When the federal Bureau of Labor Statistics released employment and unemployment numbers for October, they revealed a huge disparity.

Nationally, the unemployment rate had dropped to 4.6 percent, virtually identical to where it was before the COVID-19 pandemic eviscerated the economy 21 months ago. But state jobless rates ranged from a low of 1.9 percent in Nebraska to 7.3 percent in California and Nevada.

Nebraska’s unemployment rate was not only the nation’s lowest in October but the lowest rate recorded by any state since the Bureau of Labor Statistics started tracking job numbers in 1976.

“Nebraska has struggled with a chronic worker shortage since even before the pandemic, and it has driven up wages and made it difficult for employers to hire and expand,” the Associated Press reported. “Earlier this month, the Nebraska Chamber of Commerce and Industry released a survey of its members where 92 percent said finding skilled workers was a top priority.”

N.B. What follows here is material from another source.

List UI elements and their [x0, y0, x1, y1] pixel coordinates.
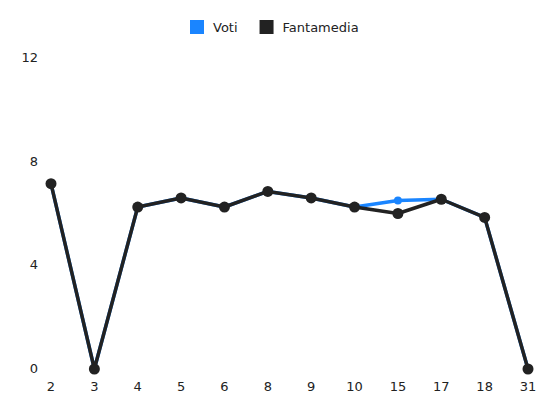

“We have a lot of manufacturers across the state that are finding it difficult to expand their operations” in the face of rising consumer demand, Bryan Slone, the chamber’s president, told the AP.

Unemployment rates were even lower in Nebraska’s two largest metropolitan areas — 1.7 percent in Omaha and 1.3 percent in Lincoln.

Let’s put that in context vis-à-vis the California economy. In October, 19 million Californians, just under half of the state’s population, were counted in the labor force and 17.6 million were employed, while 1.4 million were jobless. That resulted in the 7.3 percent unemployment rate, nearly twice as high as it was before pandemic struck.

While Nebraska’s major urban areas are thriving, California’s largest — the Los Angeles-Long-Beach-Anaheim region — has the highest jobless rate of the nation’s major metro areas.

If California had Nebraska’s 1.9 percent unemployment rate, 1.1 million more Californians would be working, supporting their families, enhancing the state’s economic production, and paying taxes.

Even if California were to get back to the 3.9 percent unemployment rate it had before the pandemic, it would mean about 650,000 more Californians would have jobs. Were California to match the national rate of 4.6 percent, a half-million more would be working.

Let’s look at the October job numbers in an even larger context, that of political orientation.

Eight of the 10 states with the lowest unemployment rates in October, including Nebraska, voted Republican in the 2020 presidential contest between Donald Trump and Joe Biden. The only exceptions were Vermont and New Hampshire.

Conversely, nine of the 10 of the states with the highest jobless rates, including California and Nevada, voted Democratic. The only exception was Alaska.

It could just be coincidence, of course, but maybe those red states with low unemployment rates have regulatory and tax policies that encourage job-creating investment and maybe California and the other blue states with high jobless rates are perceived as being hostile to business. Certainly they tend to be states with relatively high tax burdens — not only California, but New York, New Jersey and Connecticut.

If nothing else, this exercise in numerology is a reminder that California, for all its Hollywood glitz and its Silicon Valley flash, is a state with a fundamental socioeconomic problem. We have way too many workers without jobs and way too many families living in or near poverty, unable to pay the high costs of housing, utilities, fuel and the other necessities of life.

Or to put it another way, the “California comeback” that Gov. Gavin Newsom often touts is way short of what it needs to be. The folks in Nebraska are enjoying the real comeback.